Thanks, I've read up a bit more, but I can't find anything that tells me what they actually are, or how a graph of one will change if you increase a value by one, or if they have amplitude or anything. Is it possible to explain how a quaternion looks or feels?
 
  • #5


Perhaps the best way to think about it is to see how rotations are built from reflections. Any two successive reflections builds up a rotation. You just need to know the two normal vectors to the plane of reflection to do this. The scalar part of the quaternion is the dot product of these two vectors. The imaginary part comes from the cross product of the two vectors.

Generally, I stop there and just say it's a scalar number plus a plane of rotation (cross products should technically make planes). Geometrically picturing this union is somewhat difficult, I admit.

Quaternions do have amplitude, and if the magnitude of a quaternion isn't 1, then it will also dilate any vector it acts upon (stretching as well as rotating).
 
  • #6


The Sparrow said:
Thanks, I've read up a bit more, but I can't find anything that tells me what they actually are, or how a graph of one will change if you increase a value by one, or if they have amplitude or anything. Is it possible to explain how a quaternion looks or feels?
Well, if you understand how to picture a complex number as a 2D vector, quaternions are kind of like that, but in 4D.

In terms of how they work with rotations... That's a bit more complicated. Unit quaternions are isomorphic to an SU(2) group under multiplication. SU(2) is homomorphic to SO(3), which is a group corresponding to rotations. In other words, to every rotation you may assign a unit quaternion in such a way, that combining rotations is equivalent to multiplying corresponding quaternions.

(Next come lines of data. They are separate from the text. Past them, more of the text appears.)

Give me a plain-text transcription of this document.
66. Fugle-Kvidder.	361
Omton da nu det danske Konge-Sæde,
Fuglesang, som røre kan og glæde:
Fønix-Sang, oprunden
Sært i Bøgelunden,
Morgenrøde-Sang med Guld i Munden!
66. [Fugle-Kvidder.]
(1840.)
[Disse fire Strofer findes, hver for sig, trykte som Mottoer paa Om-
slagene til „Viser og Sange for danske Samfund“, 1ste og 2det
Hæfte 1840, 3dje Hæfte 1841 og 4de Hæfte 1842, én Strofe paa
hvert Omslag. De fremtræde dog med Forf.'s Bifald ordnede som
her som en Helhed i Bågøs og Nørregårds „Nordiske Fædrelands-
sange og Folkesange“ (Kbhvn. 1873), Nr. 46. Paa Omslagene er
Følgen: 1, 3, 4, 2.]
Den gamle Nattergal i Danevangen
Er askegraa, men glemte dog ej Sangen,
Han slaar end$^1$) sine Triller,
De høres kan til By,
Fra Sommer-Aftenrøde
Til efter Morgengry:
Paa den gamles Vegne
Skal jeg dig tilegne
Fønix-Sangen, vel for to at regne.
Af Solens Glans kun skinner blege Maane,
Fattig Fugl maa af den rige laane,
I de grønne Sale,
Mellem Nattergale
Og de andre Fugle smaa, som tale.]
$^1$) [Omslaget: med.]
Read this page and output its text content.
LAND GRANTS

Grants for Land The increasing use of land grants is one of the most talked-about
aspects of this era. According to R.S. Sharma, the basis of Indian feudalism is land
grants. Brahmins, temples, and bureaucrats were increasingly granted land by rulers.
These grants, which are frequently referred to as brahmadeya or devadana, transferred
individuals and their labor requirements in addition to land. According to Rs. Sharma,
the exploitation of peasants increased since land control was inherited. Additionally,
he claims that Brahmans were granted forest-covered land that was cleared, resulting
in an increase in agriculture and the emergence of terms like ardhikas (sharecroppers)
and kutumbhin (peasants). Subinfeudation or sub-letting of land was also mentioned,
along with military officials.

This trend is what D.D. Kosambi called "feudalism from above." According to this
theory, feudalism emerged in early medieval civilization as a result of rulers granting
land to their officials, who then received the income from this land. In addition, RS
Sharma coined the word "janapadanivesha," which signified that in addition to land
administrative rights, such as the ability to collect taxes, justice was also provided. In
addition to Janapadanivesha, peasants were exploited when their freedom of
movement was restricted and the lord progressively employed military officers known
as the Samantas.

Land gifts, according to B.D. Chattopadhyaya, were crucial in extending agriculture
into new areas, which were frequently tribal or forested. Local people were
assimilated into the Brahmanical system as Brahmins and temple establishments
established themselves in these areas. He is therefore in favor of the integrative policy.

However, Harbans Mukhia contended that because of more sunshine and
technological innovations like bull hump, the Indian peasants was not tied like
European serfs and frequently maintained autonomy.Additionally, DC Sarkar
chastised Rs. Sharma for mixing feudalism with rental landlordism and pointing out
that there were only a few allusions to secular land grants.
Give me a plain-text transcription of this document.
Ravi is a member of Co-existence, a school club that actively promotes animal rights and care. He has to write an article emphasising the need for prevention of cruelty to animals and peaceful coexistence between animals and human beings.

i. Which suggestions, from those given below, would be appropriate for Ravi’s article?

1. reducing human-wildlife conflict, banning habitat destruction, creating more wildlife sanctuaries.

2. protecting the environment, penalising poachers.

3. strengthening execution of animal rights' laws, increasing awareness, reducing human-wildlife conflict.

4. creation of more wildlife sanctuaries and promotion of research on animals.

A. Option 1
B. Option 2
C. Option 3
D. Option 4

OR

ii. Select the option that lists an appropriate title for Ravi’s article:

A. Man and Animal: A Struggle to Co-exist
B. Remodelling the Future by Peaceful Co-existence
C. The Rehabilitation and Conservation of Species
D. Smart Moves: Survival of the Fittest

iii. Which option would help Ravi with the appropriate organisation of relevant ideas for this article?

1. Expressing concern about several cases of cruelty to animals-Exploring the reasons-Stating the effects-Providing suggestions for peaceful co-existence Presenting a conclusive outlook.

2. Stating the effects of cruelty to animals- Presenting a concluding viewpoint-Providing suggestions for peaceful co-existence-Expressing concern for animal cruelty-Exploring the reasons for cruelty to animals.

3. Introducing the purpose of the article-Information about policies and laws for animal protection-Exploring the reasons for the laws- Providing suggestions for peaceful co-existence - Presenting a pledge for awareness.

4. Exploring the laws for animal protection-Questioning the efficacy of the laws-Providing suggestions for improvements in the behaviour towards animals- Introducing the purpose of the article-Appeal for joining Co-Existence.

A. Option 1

You don't have to work with quaternions, however. The graphics card, for example, handles rotations and transformations via transformation matrices. These are 4x4, with a 3x3 sub-matrix corresponding to rotation. Set of 3x3 unitary matrices (with positive determinant) is how the rotation group SO(3) is defined. To generate a rotation matrix from a vector giving axis and an angle, you can use the Rodrigues' rotation formula. See the "conversion to rotation matrix" section.
 
  • #7


Wow, thanks a lot. I might not develop a very personal relationship with them just by reading the answers, but they definitely tell me which direction to look in or what other terms to search for.